The Berlin-based duo Pauline Boudry and Renate Lorenz showed two recent films at Ellen de Bruijne Projects that continue their pursuit of “queer archeology”—the artists’ term for mining archives and history books for characters and texts engaging queer politics. The artists, who have worked together since 2004, aim to flatten hierarchies and complicate gender norms, often casting musicians and performance artists with fluid gender identities in their work.
The more successful of the recent pieces is also the more ambitious. Titled To Valerie Solanas and Marilyn Monroe in Recognition of Their Desperation (2013), the 18-minute 16mm film captures a group of musicians coming together in a Berlin studio to perform the eponymous score by composer Pauline Oliveros.
As is typical for Boudry and Lorenz, the film has several beginnings and endings, frustrating traditional narrative arcs. We first encounter the performers—the electronic musician Peaches among them—as they wander through the studio building’s public spaces, performing en route. One memorable scene features a woman clad in a purple leotard with an electric guitar strapped to her torso rubbing her body against a pillar and later against a set of stairs.
The group’s performance is no less eventful. Per Oliveros’s instructions, no performer outshines another, making this an aural democracy, at turns low-key and, as the sounds builds, dissonant. While the soundscape grows and expands, Boudry and Lorenz’s camera circles the room, lingering on costumes and bodies. Later, when the musicians decompress after their gig, the camera remains with them, watching them chat among themselves as a fly on the wall might.
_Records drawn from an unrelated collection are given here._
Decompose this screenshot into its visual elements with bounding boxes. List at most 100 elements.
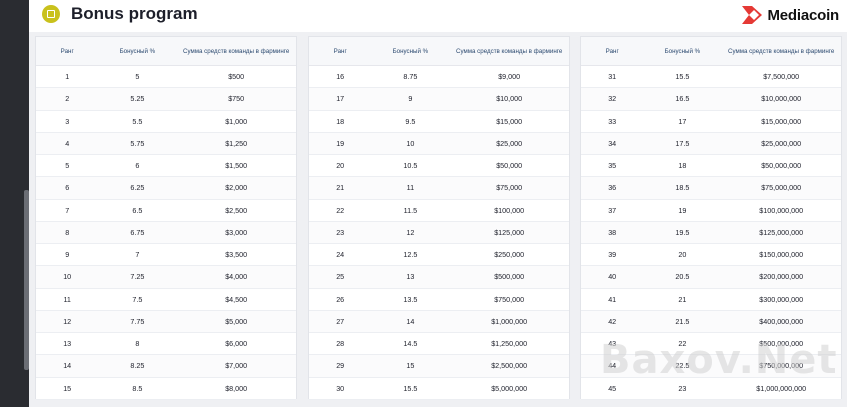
table-row: 35 18 $50,000,000 bbox=[581, 155, 841, 178]
cell-rank: 27 bbox=[336, 316, 345, 326]
table-body: 31 15.5 $7,500,000 32 16.5 $10,000,000 33 17 $15… bbox=[581, 66, 841, 400]
table-row: 21 11 $75,000 bbox=[309, 177, 569, 200]
cell-bonus: 18.5 bbox=[675, 183, 690, 193]
cell-sum: $9,000 bbox=[498, 72, 521, 82]
cell-rank: 9 bbox=[65, 250, 70, 260]
table-row: 2 5.25 $750 bbox=[36, 88, 296, 111]
cell-rank: 39 bbox=[608, 250, 617, 260]
cell-sum: $1,250,000 bbox=[491, 339, 528, 349]
cell-sum: $750,000 bbox=[494, 294, 525, 304]
table-row: 22 11.5 $100,000 bbox=[309, 200, 569, 222]
cell-sum: $1,000,000,000 bbox=[756, 383, 807, 393]
gift-icon bbox=[42, 5, 60, 23]
table-row: 29 15 $2,500,000 bbox=[309, 355, 569, 378]
cell-sum: $300,000,000 bbox=[759, 294, 804, 304]
cell-sum: $25,000,000 bbox=[761, 138, 802, 148]
cell-rank: 18 bbox=[336, 116, 345, 126]
cell-sum: $8,000 bbox=[225, 383, 248, 393]
table-row: 28 14.5 $1,250,000 bbox=[309, 333, 569, 356]
table-row: 26 13.5 $750,000 bbox=[309, 289, 569, 311]
scrollbar[interactable] bbox=[24, 190, 29, 370]
table-row: 4 5.75 $1,250 bbox=[36, 132, 296, 155]
cell-rank: 40 bbox=[608, 272, 617, 282]
cell-rank: 35 bbox=[608, 161, 617, 171]
column-header-bonus: Бонусный % bbox=[119, 47, 156, 55]
table-row: 14 8.25 $7,000 bbox=[36, 355, 296, 378]
cell-rank: 26 bbox=[336, 294, 345, 304]
cell-bonus: 9 bbox=[408, 94, 413, 104]
cell-sum: $2,500,000 bbox=[491, 361, 528, 371]
cell-bonus: 10.5 bbox=[403, 161, 418, 171]
cell-sum: $1,250 bbox=[225, 138, 248, 148]
table-row: 16 8.75 $9,000 bbox=[309, 66, 569, 89]
cell-rank: 37 bbox=[608, 205, 617, 215]
column-header-rank: Ранг bbox=[333, 47, 347, 55]
column-header-rank: Ранг bbox=[605, 47, 619, 55]
cell-bonus: 22.5 bbox=[675, 361, 690, 371]
cell-bonus: 12 bbox=[406, 227, 415, 237]
table-row: 34 17.5 $25,000,000 bbox=[581, 132, 841, 155]
cell-rank: 15 bbox=[63, 383, 72, 393]
table-row: 33 17 $15,000,000 bbox=[581, 111, 841, 133]
column-header-sum: Сумма средств команды в фарминге bbox=[728, 47, 835, 55]
table-header: Ранг Бонусный % Сумма средств команды в … bbox=[36, 37, 296, 66]
cell-rank: 3 bbox=[65, 116, 70, 126]
cell-bonus: 10 bbox=[406, 138, 415, 148]
cell-sum: $75,000 bbox=[496, 183, 523, 193]
cell-bonus: 15 bbox=[406, 361, 415, 371]
cell-bonus: 5 bbox=[135, 72, 140, 82]
cell-rank: 43 bbox=[608, 339, 617, 349]
cell-sum: $75,000,000 bbox=[761, 183, 802, 193]
cell-bonus: 8.75 bbox=[403, 72, 418, 82]
cell-bonus: 16.5 bbox=[675, 94, 690, 104]
table-row: 20 10.5 $50,000 bbox=[309, 155, 569, 178]
bonus-table-3: Ранг Бонусный % Сумма средств команды в … bbox=[580, 36, 842, 400]
cell-bonus: 20 bbox=[678, 250, 687, 260]
cell-rank: 1 bbox=[65, 72, 70, 82]
cell-rank: 30 bbox=[336, 383, 345, 393]
table-row: 13 8 $6,000 bbox=[36, 333, 296, 356]
cell-sum: $4,500 bbox=[225, 294, 248, 304]
table-row: 39 20 $150,000,000 bbox=[581, 244, 841, 267]
cell-rank: 19 bbox=[336, 138, 345, 148]
cell-rank: 10 bbox=[63, 272, 72, 282]
table-row: 43 22 $500,000,000 bbox=[581, 333, 841, 356]
table-row: 37 19 $100,000,000 bbox=[581, 200, 841, 222]
cell-rank: 5 bbox=[65, 161, 70, 171]
cell-bonus: 15.5 bbox=[675, 72, 690, 82]
cell-sum: $4,000 bbox=[225, 272, 248, 282]
table-row: 36 18.5 $75,000,000 bbox=[581, 177, 841, 200]
table-row: 6 6.25 $2,000 bbox=[36, 177, 296, 200]
bonus-table-2: Ранг Бонусный % Сумма средств команды в … bbox=[308, 36, 570, 400]
cell-rank: 31 bbox=[608, 72, 617, 82]
cell-bonus: 5.5 bbox=[132, 116, 143, 126]
table-row: 19 10 $25,000 bbox=[309, 132, 569, 155]
cell-bonus: 6.25 bbox=[130, 183, 145, 193]
column-header-bonus: Бонусный % bbox=[392, 47, 429, 55]
cell-sum: $1,000 bbox=[225, 116, 248, 126]
table-row: 44 22.5 $750,000,000 bbox=[581, 355, 841, 378]
cell-sum: $500,000 bbox=[494, 272, 525, 282]
table-body: 1 5 $500 2 5.25 $750 3 5.5 $1,000 4 5.75 $1,250 5 6 $1… bbox=[36, 66, 296, 400]
cell-bonus: 17.5 bbox=[675, 138, 690, 148]
cell-bonus: 6.5 bbox=[132, 205, 143, 215]
cell-sum: $200,000,000 bbox=[759, 272, 804, 282]
cell-bonus: 12.5 bbox=[403, 250, 418, 260]
cell-bonus: 9.5 bbox=[405, 116, 416, 126]
cell-rank: 45 bbox=[608, 383, 617, 393]
cell-rank: 4 bbox=[65, 138, 70, 148]
mediacoin-logo-icon bbox=[742, 6, 763, 24]
cell-sum: $5,000,000 bbox=[491, 383, 528, 393]
cell-bonus: 5.75 bbox=[130, 138, 145, 148]
left-sidebar bbox=[0, 0, 29, 407]
table-row: 27 14 $1,000,000 bbox=[309, 310, 569, 333]
cell-sum: $750,000,000 bbox=[759, 361, 804, 371]
brand-name: Mediacoin bbox=[767, 6, 839, 24]
table-row: 42 21.5 $400,000,000 bbox=[581, 310, 841, 333]
cell-bonus: 7.25 bbox=[130, 272, 145, 282]
brand-logo[interactable]: Mediacoin bbox=[740, 2, 839, 28]
column-header-bonus: Бонусный % bbox=[664, 47, 701, 55]
table-row: 17 9 $10,000 bbox=[309, 88, 569, 111]
table-row: 8 6.75 $3,000 bbox=[36, 221, 296, 244]
cell-sum: $100,000,000 bbox=[759, 205, 804, 215]
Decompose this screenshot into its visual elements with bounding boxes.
The film’s joys were of a voyeuristic kind, lavishing attention on the performers’ colorful garments and foregrounding the collaboration’s erotic undertones. This approach may underscore the artist’s interest in the plurality of gender identities but it also reminds us of our own tendency to objectify difference. Boudry and Lorenz chose Oliveros’s score not for its melody but for its musical expression of equality and the composer’s attempts to overthrow hierarchies; for Oliveros, the work is a model for negotiating tensions between the individual and the group.
Where Solanas offered visual pleasure, the two-person performance captured in the artists’ Opaque (2014) veered toward the polemical. The film features two of Boudry and Lorenz’s regular collaborators, the nominally male actor/drag performer Werner Hirsch and the artist and musician Ginger Brooks Takahashi. The two appear inside an abandoned (and drained) indoor swimming pool in Berlin. Their makeshift stage is denoted by a screen and some curtains; they speak through those screens until Takahashi and then Hirsch eventually reveal themselves. For some time the camera stays with Hirsch, dressed in black latex or leather shorts, who lip-synchs words spoken by Takahashi. The text, adapted from Jean Genet, expresses a wish for an opponent who is purely bad, and so the easier to fight without guilt: “I want the whole enemy,” Takahashi, through Werner, says. The lament was itself quite touching, but the resulting work came off as nonsensical, and Hirsch, in his short shorts, seemed a sorrowful figure indeed.